At least, that was the plan. Reality had something different in mind.
As has been evidenced before by the 7-day power outage of October 2011, and the 10-day power outage after Hurricane Sandy in 2012, our small town has a history of mature trees in tenuous positions near exposed power lines. Last night’s wind storm caused one of the two elementary schools to lose power today. Since we lost so many days from Sandy, we can’t afford to make up any more, so the district got creative. My kids, who go to the elementary school with power, would have an early dismissal so the students from the other side of town could get a half day of school in our building.
That meant, my full day in an empty house just got cut three hours short. Oh well, time to roll with the punches, like all moms do.
On my way to pick up my sons from school, my cell phone rang. Seeing it was my daughter’s preschool, I broke the law and answered the phone while searching for a parking spot. My daughter was sobbing during her first cooking enrichment class and was having a hard time with transitioning from one room to the next.
I sat at a red light with my phone to my ear, trying to determine which direction to turn. Right to park for my boys’ school pickup, or left to go rescue my daughter from cooking class? As I glanced in the rear-view mirror, I saw a police car behind me. Seeing him turning right, I turned left, headed for my daughter. A quick conversation with the preschool’s phenomenal Director had me reassured that we should wait to see if my daughter could calm herself down before rushing over to pick her up.
Turning back around, I parked at my boys’ school and went in to pick them up. Instead of standing outside of the building like usual, I had to go inside and visit each individual classroom to sign out my two and my neighbors two children for our carpool. Upon entering the building, we find out that the other school did get their power back, so those students weren’t coming to our school after all. But it was too late to contact parents, so the kids had the half day anyway. Lovely.
Two more back and forth phone calls with my daughter’s school to make sure she was okay, and four classroom trips later, my laundry was clean but wrinkling in a basket, and my house was no less germy than yesterday.
As I pulled back up our street to be home for the afternoon, I discovered cones barricading me from getting in my driveway.
“Sorry, ma’am. You’ll have to go around.”
“But I live in that house RIGHT THERE,” I explained, pointing to my driveway, which was blocked by 5 utility trucks working on a water main break right outside of my house. I watched them move two of the trucks out of the way, to reveal the damage. I pulled into my driveway, splashing the minivan through a bubbling, brown river of mud pumping out of the side of the street.

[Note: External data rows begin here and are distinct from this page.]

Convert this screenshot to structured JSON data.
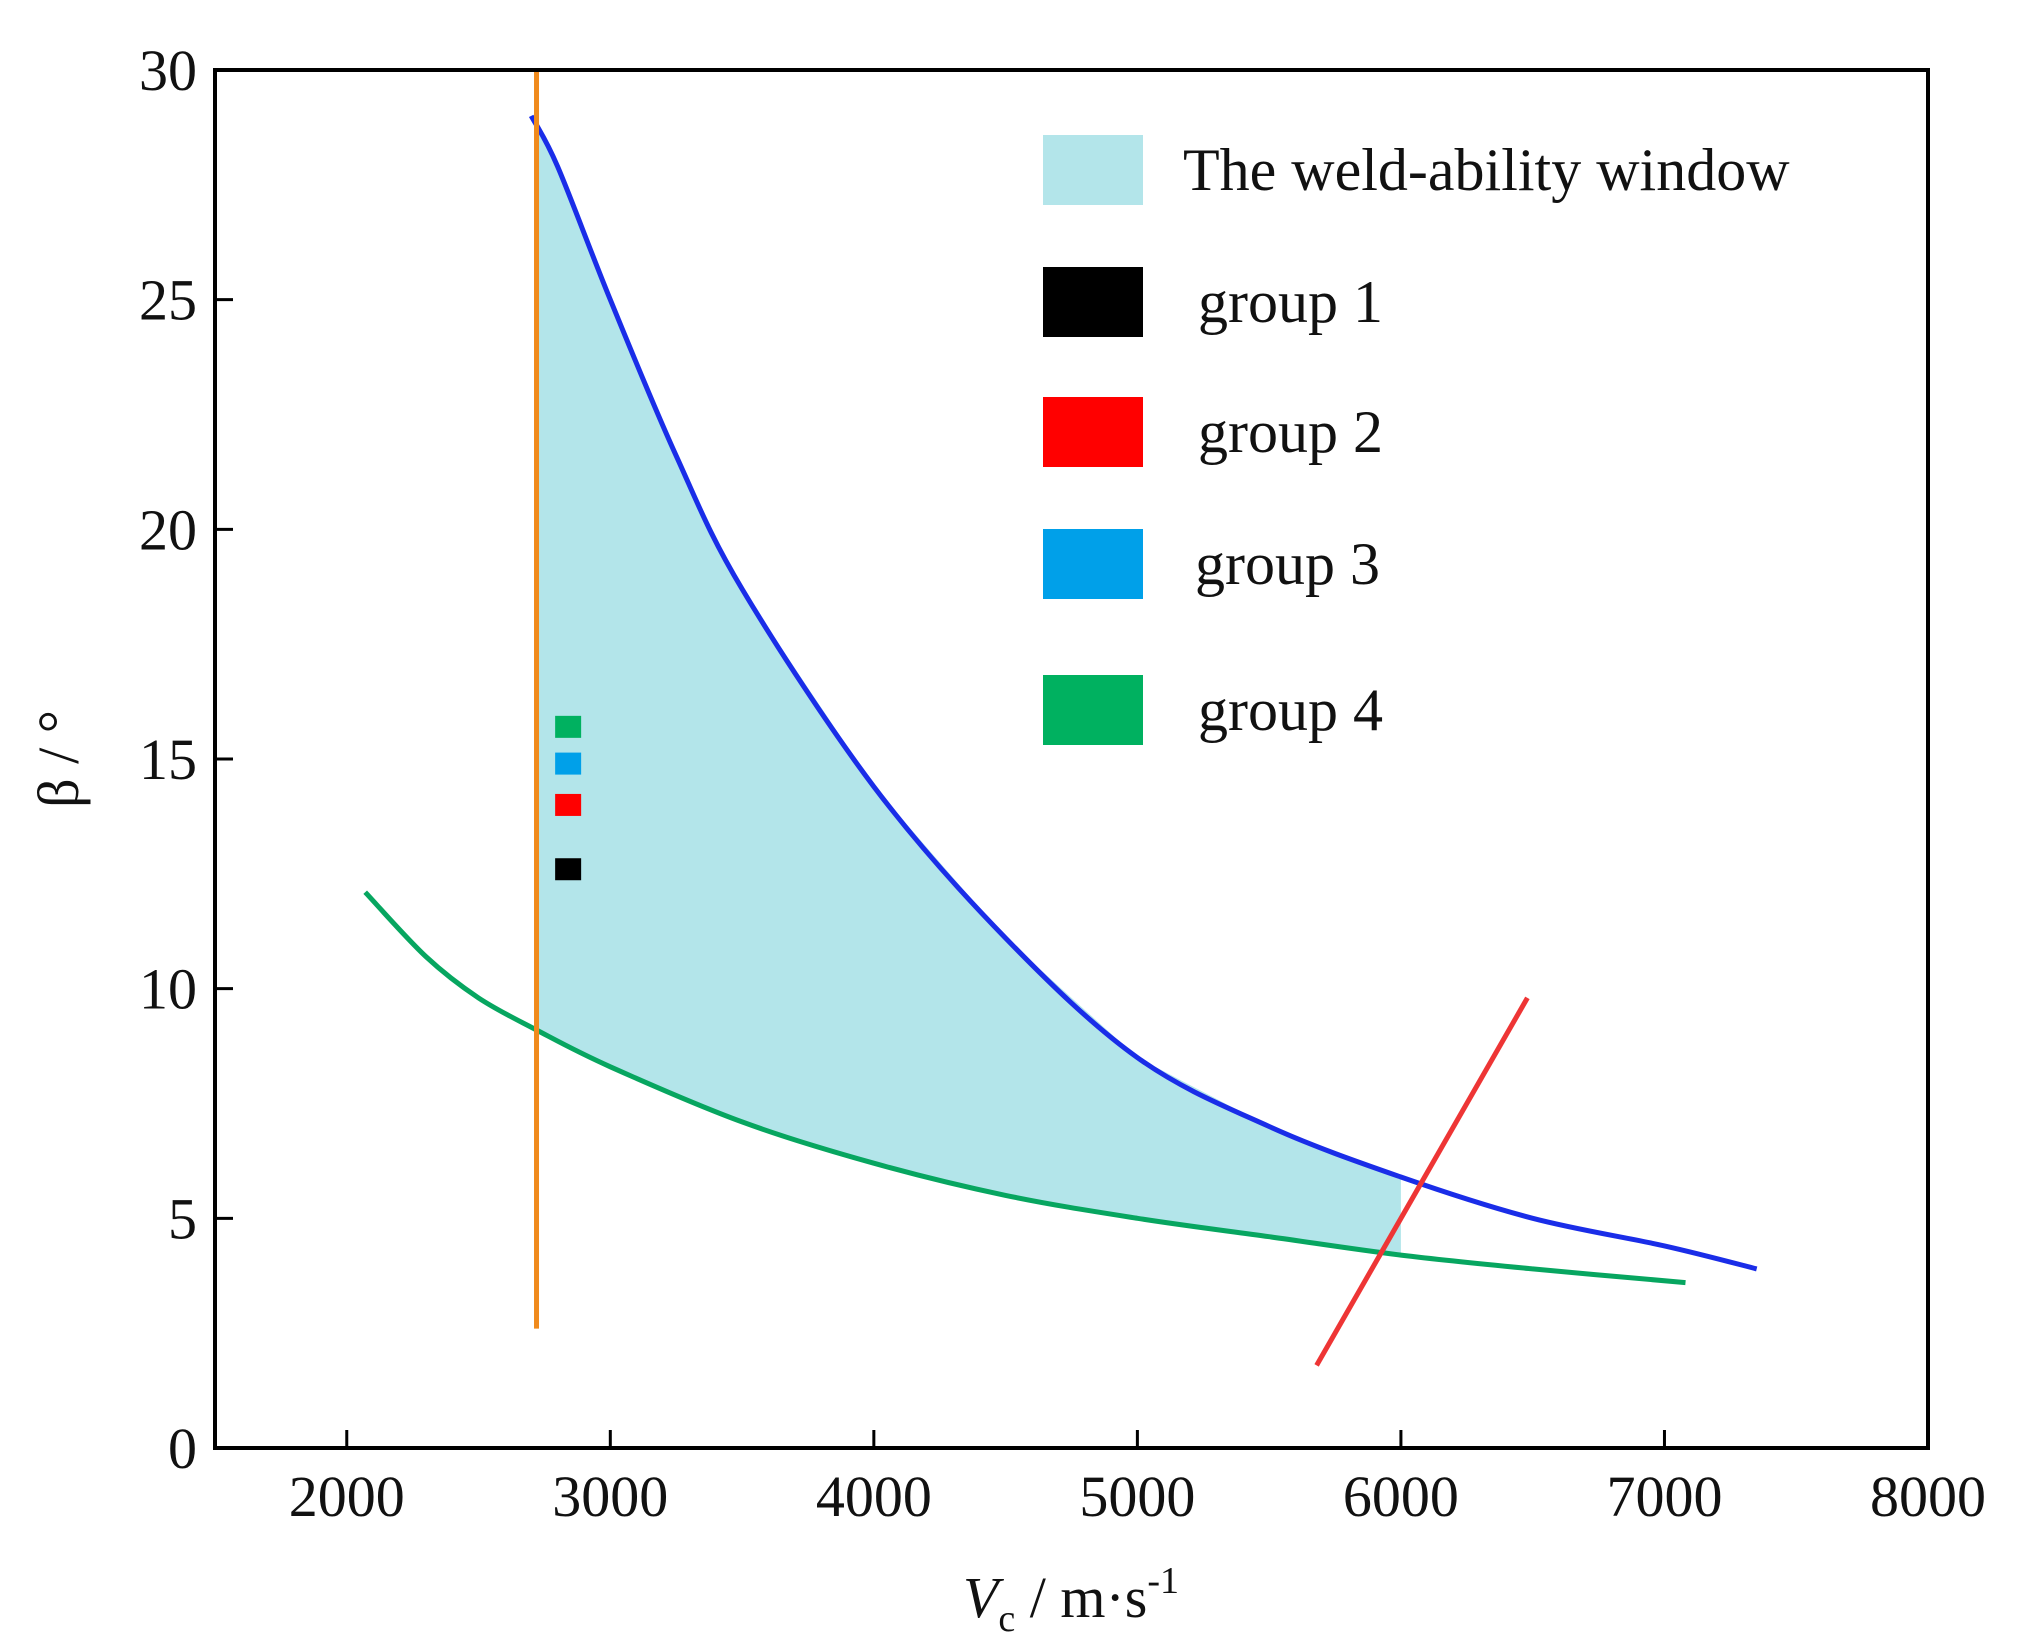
{
  "chart_data": {
    "type": "line",
    "xlabel": {
      "main": "V",
      "sub": "c",
      "unit": " / m·s",
      "sup": "-1"
    },
    "ylabel": "β / °",
    "xlim": [
      1500,
      8000
    ],
    "ylim": [
      0,
      30
    ],
    "xticks": [
      2000,
      3000,
      4000,
      5000,
      6000,
      7000,
      8000
    ],
    "yticks": [
      0,
      5,
      10,
      15,
      20,
      25,
      30
    ],
    "window": {
      "label": "The weld-ability window",
      "color": "#b3e5ea",
      "x_start": 2720,
      "x_end": 6000
    },
    "series": [
      {
        "name": "upper limit (blue curve)",
        "color": "#1a2de8",
        "x": [
          2700,
          2800,
          3000,
          3250,
          3500,
          4000,
          4500,
          5000,
          5500,
          6000,
          6500,
          7000,
          7350
        ],
        "y": [
          29.0,
          27.9,
          25.0,
          21.6,
          18.7,
          14.4,
          11.1,
          8.5,
          7.0,
          5.9,
          5.0,
          4.4,
          3.9
        ]
      },
      {
        "name": "lower limit (green curve)",
        "color": "#07a660",
        "x": [
          2070,
          2300,
          2500,
          2720,
          3000,
          3500,
          4000,
          4500,
          5000,
          5500,
          6000,
          6500,
          7080
        ],
        "y": [
          12.1,
          10.7,
          9.8,
          9.1,
          8.3,
          7.1,
          6.2,
          5.5,
          5.0,
          4.6,
          4.2,
          3.9,
          3.6
        ]
      },
      {
        "name": "orange vertical line",
        "color": "#f08a1c",
        "x": [
          2720,
          2720
        ],
        "y": [
          2.6,
          30.0
        ]
      },
      {
        "name": "red line",
        "color": "#ee3535",
        "x": [
          5680,
          6480
        ],
        "y": [
          1.8,
          9.8
        ]
      }
    ],
    "points": [
      {
        "group": "group 1",
        "x": 2840,
        "y": 12.6,
        "color": "#000000"
      },
      {
        "group": "group 2",
        "x": 2840,
        "y": 14.0,
        "color": "#ff0000"
      },
      {
        "group": "group 3",
        "x": 2840,
        "y": 14.9,
        "color": "#00a0e9"
      },
      {
        "group": "group 4",
        "x": 2840,
        "y": 15.7,
        "color": "#00b160"
      }
    ],
    "legend": {
      "position": "top-right",
      "entries": [
        {
          "label": "The weld-ability window",
          "color": "#b3e5ea"
        },
        {
          "label": "group 1",
          "color": "#000000"
        },
        {
          "label": "group 2",
          "color": "#ff0000"
        },
        {
          "label": "group 3",
          "color": "#00a0e9"
        },
        {
          "label": "group 4",
          "color": "#00b160"
        }
      ]
    }
  }
}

I apologized to the men that I would need to pull out and back in again in about thirty minutes. Then asked what happens when we reach below freezing temperatures again tonight.
“We hope to have it fixed by then, ma’am,” was all I got in reply.
I finally got to my daughter’s preschool to pick her up from her rough first day of cooking class. She bounded out with a huge smile on her face, wearing a sparkling crown and holding a container of homemade scones.
The teachers motioned me aside to tell me they had finally figured out what had her so upset during the class.
“We told the children, ‘Today, we’re going to England!’ to get them excited about learning about London while we baked our scones. Every time we changed rooms, Allie thought we were actually leaving and taking her to England, so she started to cry that she wanted to go home. I don’t think we’ll say that again to the children!”
February, you can’t get here fast enough.